I was eager to settle into my flat. Although I’d spent only one night there, I liked everything about it—the tree-lined neighborhood, the gracefully proportioned white limestone building, the pleasantly decorated living room and bedroom, and, most of all, the tiny balcony overlooking Cadogan Street and Sloane Avenue.

I’d found this gem of a place quite by chance, while reading the classified ads in
The New York Review of Books.
A call was put in to the telephone number listed, a quite reasonable rent was quoted, photos were sent. And although I’d learned the hard way that photos of real estate often bear little resemblance to the actual property—I’d once taken an apartment in Paris owned by a Harvard professor who sent me glorious pictures and glowing descriptions of what turned out to be two tiny rooms in an attic overlooking a hotel service area—I immediately engaged the London flat.

Finally
, I thought as I approached my new digs,
all those years of reading
The New York Review of Books
has paid off.

When I entered my building a porter inside greeted me, then took my shopping bags and placed them in the elevator. “Seventh floor, is it?” he said, pushing the button before I could answer. The elevator was one of those old, slow numbers that took forever to
get from one floor to the next. But who cared? I had nothing but time. When it finally lurched to a stop, I stepped off, turned the corner, and unlocked the door to my flat.

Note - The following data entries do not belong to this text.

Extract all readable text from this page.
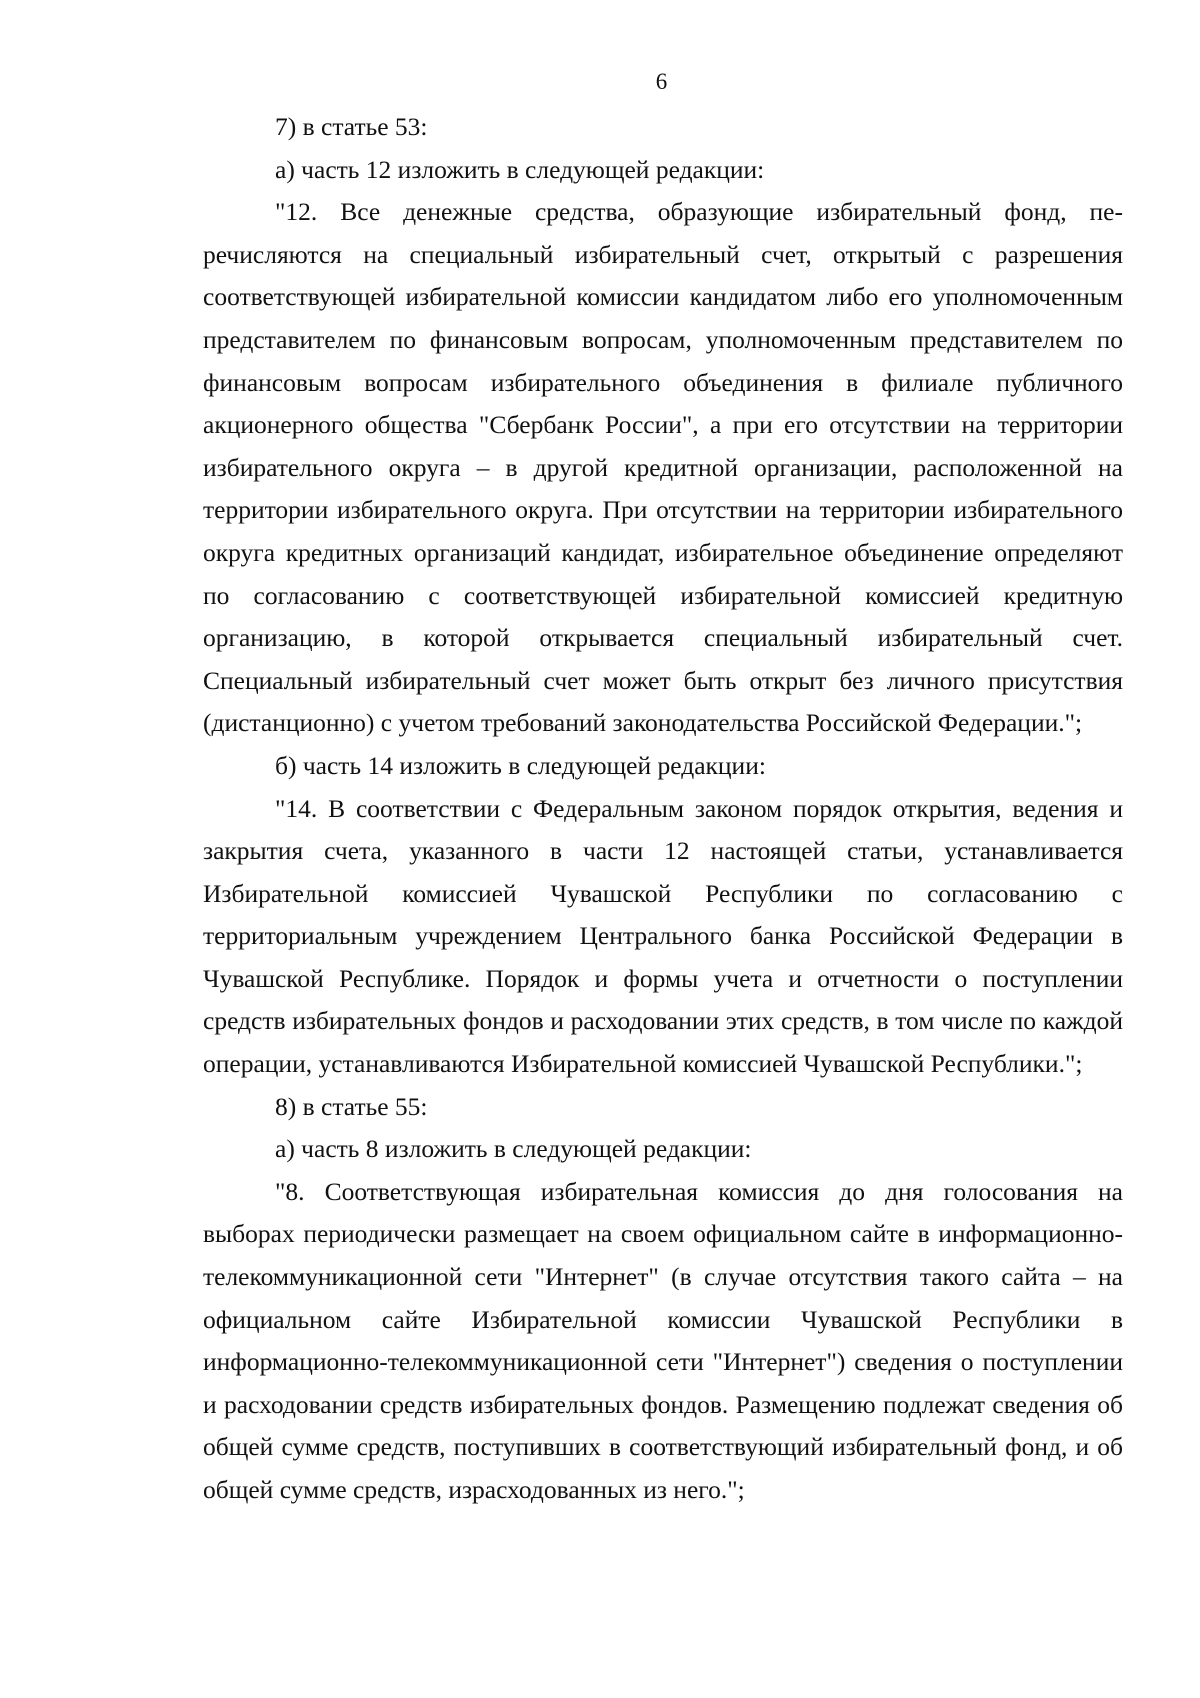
6

7) в статье 53:

а) часть 12 изложить в следующей редакции:

"12. Все денежные средства, образующие избирательный фонд, перечисляются на специальный избирательный счет, открытый с разрешения соответствующей избирательной комиссии кандидатом либо его уполномоченным представителем по финансовым вопросам, уполномоченным представителем по финансовым вопросам избирательного объединения в филиале публичного акционерного общества "Сбербанк России", а при его отсутствии на территории избирательного округа – в другой кредитной организации, расположенной на территории избирательного округа. При отсутствии на территории избирательного округа кредитных организаций кандидат, избирательное объединение определяют по согласованию с соответствующей избирательной комиссией кредитную организацию, в которой открывается специальный избирательный счет. Специальный избирательный счет может быть открыт без личного присутствия (дистанционно) с учетом требований законодательства Российской Федерации.";

б) часть 14 изложить в следующей редакции:

"14. В соответствии с Федеральным законом порядок открытия, ведения и закрытия счета, указанного в части 12 настоящей статьи, устанавливается Избирательной комиссией Чувашской Республики по согласованию с территориальным учреждением Центрального банка Российской Федерации в Чувашской Республике. Порядок и формы учета и отчетности о поступлении средств избирательных фондов и расходовании этих средств, в том числе по каждой операции, устанавливаются Избирательной комиссией Чувашской Республики.";

8) в статье 55:

а) часть 8 изложить в следующей редакции:

"8. Соответствующая избирательная комиссия до дня голосования на выборах периодически размещает на своем официальном сайте в информационно-телекоммуникационной сети "Интернет" (в случае отсутствия такого сайта – на официальном сайте Избирательной комиссии Чувашской Республики в информационно-телекоммуникационной сети "Интернет") сведения о поступлении и расходовании средств избирательных фондов. Размещению подлежат сведения об общей сумме средств, поступивших в соответствующий избирательный фонд, и об общей сумме средств, израсходованных из него.";
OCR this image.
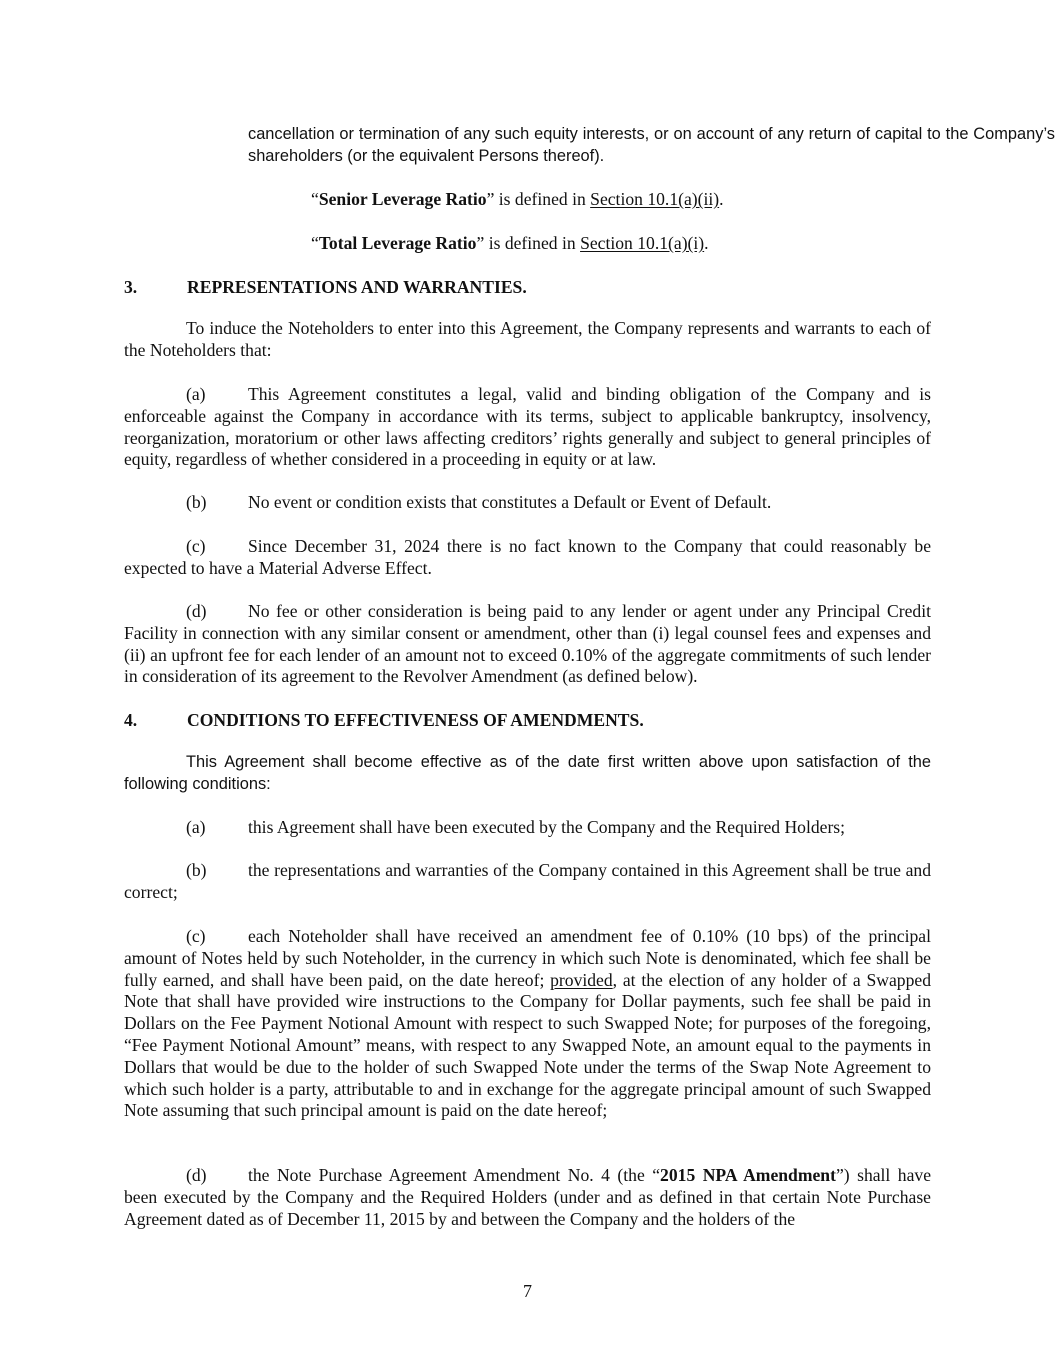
cancellation or termination of any such equity interests, or on account of any return of capital to the Company’s shareholders (or the equivalent Persons thereof).

“Senior Leverage Ratio” is defined in Section 10.1(a)(ii).

“Total Leverage Ratio” is defined in Section 10.1(a)(i).

3.	REPRESENTATIONS AND WARRANTIES.

To induce the Noteholders to enter into this Agreement, the Company represents and warrants to each of the Noteholders that:

(a) This Agreement constitutes a legal, valid and binding obligation of the Company and is enforceable against the Company in accordance with its terms, subject to applicable bankruptcy, insolvency, reorganization, moratorium or other laws affecting creditors’ rights generally and subject to general principles of equity, regardless of whether considered in a proceeding in equity or at law.

(b) No event or condition exists that constitutes a Default or Event of Default.

(c) Since December 31, 2024 there is no fact known to the Company that could reasonably be expected to have a Material Adverse Effect.

(d) No fee or other consideration is being paid to any lender or agent under any Principal Credit Facility in connection with any similar consent or amendment, other than (i) legal counsel fees and expenses and (ii) an upfront fee for each lender of an amount not to exceed 0.10% of the aggregate commitments of such lender in consideration of its agreement to the Revolver Amendment (as defined below).

4.	CONDITIONS TO EFFECTIVENESS OF AMENDMENTS.

This Agreement shall become effective as of the date first written above upon satisfaction of the following conditions:

(a) this Agreement shall have been executed by the Company and the Required Holders;

(b) the representations and warranties of the Company contained in this Agreement shall be true and correct;

(c) each Noteholder shall have received an amendment fee of 0.10% (10 bps) of the principal amount of Notes held by such Noteholder, in the currency in which such Note is denominated, which fee shall be fully earned, and shall have been paid, on the date hereof; provided, at the election of any holder of a Swapped Note that shall have provided wire instructions to the Company for Dollar payments, such fee shall be paid in Dollars on the Fee Payment Notional Amount with respect to such Swapped Note; for purposes of the foregoing, “Fee Payment Notional Amount” means, with respect to any Swapped Note, an amount equal to the payments in Dollars that would be due to the holder of such Swapped Note under the terms of the Swap Note Agreement to which such holder is a party, attributable to and in exchange for the aggregate principal amount of such Swapped Note assuming that such principal amount is paid on the date hereof;

(d) the Note Purchase Agreement Amendment No. 4 (the “2015 NPA Amendment”) shall have been executed by the Company and the Required Holders (under and as defined in that certain Note Purchase Agreement dated as of December 11, 2015 by and between the Company and the holders of the

7
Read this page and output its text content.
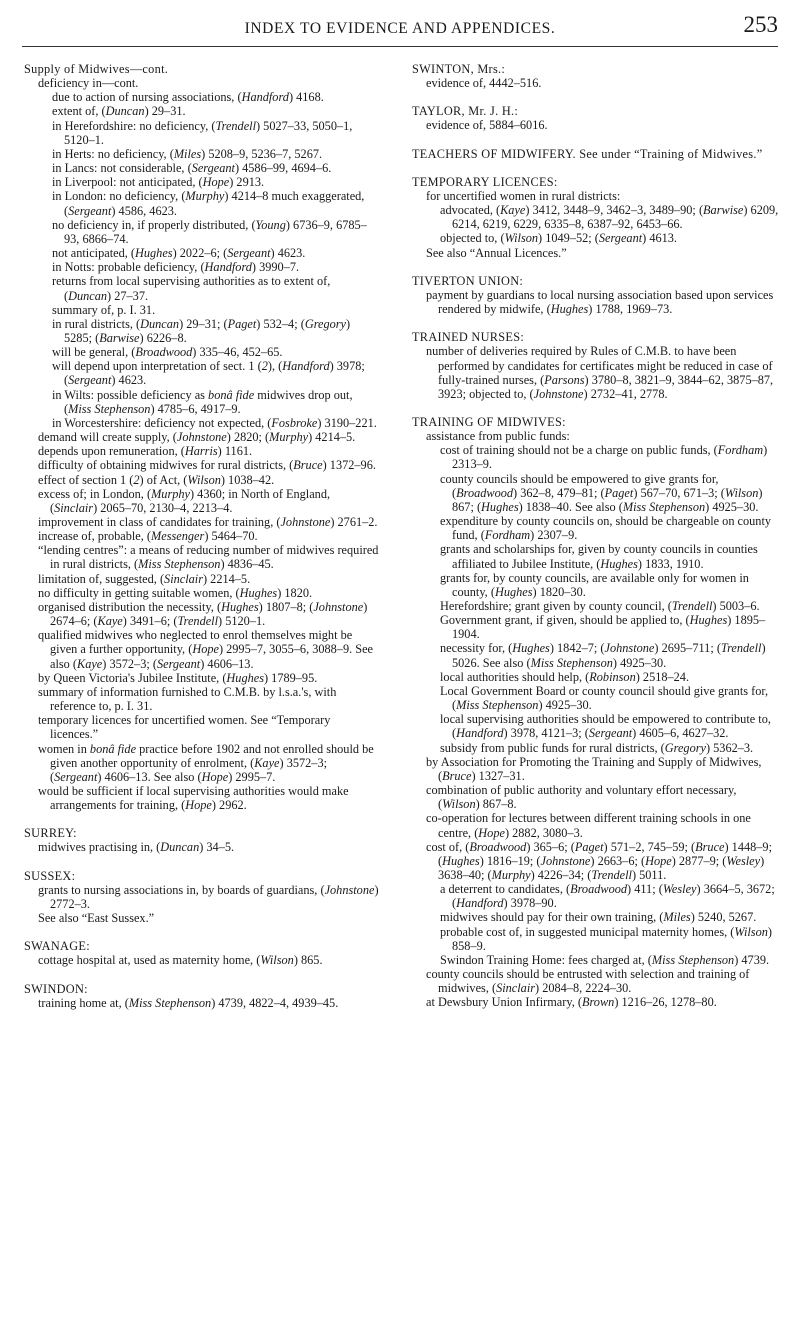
INDEX TO EVIDENCE AND APPENDICES.	253
Supply of Midwives—cont.
deficiency in—cont.
due to action of nursing associations, (Handford) 4168.
extent of, (Duncan) 29–31.
in Herefordshire: no deficiency, (Trendell) 5027–33, 5050–1, 5120–1.
in Herts: no deficiency, (Miles) 5208–9, 5236–7, 5267.
in Lancs: not considerable, (Sergeant) 4586–99, 4694–6.
in Liverpool: not anticipated, (Hope) 2913.
in London: no deficiency, (Murphy) 4214–8 much exaggerated, (Sergeant) 4586, 4623.
no deficiency in, if properly distributed, (Young) 6736–9, 6785–93, 6866–74.
not anticipated, (Hughes) 2022–6; (Sergeant) 4623.
in Notts: probable deficiency, (Handford) 3990–7.
returns from local supervising authorities as to extent of, (Duncan) 27–37.
summary of, p. I. 31.
in rural districts, (Duncan) 29–31; (Paget) 532–4; (Gregory) 5285; (Barwise) 6226–8.
will be general, (Broadwood) 335–46, 452–65.
will depend upon interpretation of sect. 1 (2), (Handford) 3978; (Sergeant) 4623.
in Wilts: possible deficiency as bonâ fide midwives drop out, (Miss Stephenson) 4785–6, 4917–9.
in Worcestershire: deficiency not expected, (Fosbroke) 3190–221.
demand will create supply, (Johnstone) 2820; (Murphy) 4214–5.
depends upon remuneration, (Harris) 1161.
difficulty of obtaining midwives for rural districts, (Bruce) 1372–96.
effect of section 1 (2) of Act, (Wilson) 1038–42.
excess of; in London, (Murphy) 4360; in North of England, (Sinclair) 2065–70, 2130–4, 2213–4.
improvement in class of candidates for training, (Johnstone) 2761–2.
increase of, probable, (Messenger) 5464–70.
“lending centres”: a means of reducing number of midwives required in rural districts, (Miss Stephenson) 4836–45.
limitation of, suggested, (Sinclair) 2214–5.
no difficulty in getting suitable women, (Hughes) 1820.
organised distribution the necessity, (Hughes) 1807–8; (Johnstone) 2674–6; (Kaye) 3491–6; (Trendell) 5120–1.
qualified midwives who neglected to enrol themselves might be given a further opportunity, (Hope) 2995–7, 3055–6, 3088–9. See also (Kaye) 3572–3; (Sergeant) 4606–13.
by Queen Victoria's Jubilee Institute, (Hughes) 1789–95.
summary of information furnished to C.M.B. by l.s.a.'s, with reference to, p. I. 31.
temporary licences for uncertified women. See “Temporary licences.”
women in bonâ fide practice before 1902 and not enrolled should be given another opportunity of enrolment, (Kaye) 3572–3; (Sergeant) 4606–13. See also (Hope) 2995–7.
would be sufficient if local supervising authorities would make arrangements for training, (Hope) 2962.
SURREY:
midwives practising in, (Duncan) 34–5.
SUSSEX:
grants to nursing associations in, by boards of guardians, (Johnstone) 2772–3.
See also “East Sussex.”
SWANAGE:
cottage hospital at, used as maternity home, (Wilson) 865.
SWINDON:
training home at, (Miss Stephenson) 4739, 4822–4, 4939–45.
SWINTON, Mrs.:
evidence of, 4442–516.
TAYLOR, Mr. J. H.:
evidence of, 5884–6016.
TEACHERS OF MIDWIFERY. See under “Training of Midwives.”
TEMPORARY LICENCES:
for uncertified women in rural districts:
advocated, (Kaye) 3412, 3448–9, 3462–3, 3489–90; (Barwise) 6209, 6214, 6219, 6229, 6335–8, 6387–92, 6453–66.
objected to, (Wilson) 1049–52; (Sergeant) 4613.
See also “Annual Licences.”
TIVERTON UNION:
payment by guardians to local nursing association based upon services rendered by midwife, (Hughes) 1788, 1969–73.
TRAINED NURSES:
number of deliveries required by Rules of C.M.B. to have been performed by candidates for certificates might be reduced in case of fully-trained nurses, (Parsons) 3780–8, 3821–9, 3844–62, 3875–87, 3923; objected to, (Johnstone) 2732–41, 2778.
TRAINING OF MIDWIVES:
assistance from public funds:
cost of training should not be a charge on public funds, (Fordham) 2313–9.
county councils should be empowered to give grants for, (Broadwood) 362–8, 479–81; (Paget) 567–70, 671–3; (Wilson) 867; (Hughes) 1838–40. See also (Miss Stephenson) 4925–30.
expenditure by county councils on, should be chargeable on county fund, (Fordham) 2307–9.
grants and scholarships for, given by county councils in counties affiliated to Jubilee Institute, (Hughes) 1833, 1910.
grants for, by county councils, are available only for women in county, (Hughes) 1820–30.
Herefordshire; grant given by county council, (Trendell) 5003–6.
Government grant, if given, should be applied to, (Hughes) 1895–1904.
necessity for, (Hughes) 1842–7; (Johnstone) 2695–711; (Trendell) 5026. See also (Miss Stephenson) 4925–30.
local authorities should help, (Robinson) 2518–24.
Local Government Board or county council should give grants for, (Miss Stephenson) 4925–30.
local supervising authorities should be empowered to contribute to, (Handford) 3978, 4121–3; (Sergeant) 4605–6, 4627–32.
subsidy from public funds for rural districts, (Gregory) 5362–3.
by Association for Promoting the Training and Supply of Midwives, (Bruce) 1327–31.
combination of public authority and voluntary effort necessary, (Wilson) 867–8.
co-operation for lectures between different training schools in one centre, (Hope) 2882, 3080–3.
cost of, (Broadwood) 365–6; (Paget) 571–2, 745–59; (Bruce) 1448–9; (Hughes) 1816–19; (Johnstone) 2663–6; (Hope) 2877–9; (Wesley) 3638–40; (Murphy) 4226–34; (Trendell) 5011.
a deterrent to candidates, (Broadwood) 411; (Wesley) 3664–5, 3672; (Handford) 3978–90.
midwives should pay for their own training, (Miles) 5240, 5267.
probable cost of, in suggested municipal maternity homes, (Wilson) 858–9.
Swindon Training Home: fees charged at, (Miss Stephenson) 4739.
county councils should be entrusted with selection and training of midwives, (Sinclair) 2084–8, 2224–30.
at Dewsbury Union Infirmary, (Brown) 1216–26, 1278–80.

The late afternoon light was coming in through the kitchen- and living-room windows. Instantly I put down the groceries, walked to the balcony, opened the door, and stepped outside. Below me was Cadogan Street and to my left, tree-lined Sloane Avenue. I hung out as far as I could over the railing, looking first in one direction, then the other. After a few minutes of this I returned to the living room and turned on the lamps. The room was as pleasant as I remembered: the furniture stylish and comfortable, the white walls softened with framed prints and drawings.

I put away the groceries and fixed myself a drink. A special-occasion drink: Cutty Sark, with ice. I carried the glass with me into the bedroom, where I set out the family photographs I’d brought along on the trip. Then back to the living room, where I kicked off my shoes and sat down to watch the evening news.

How nice, I thought, sipping my drink, to hear the news in a language I fully understood.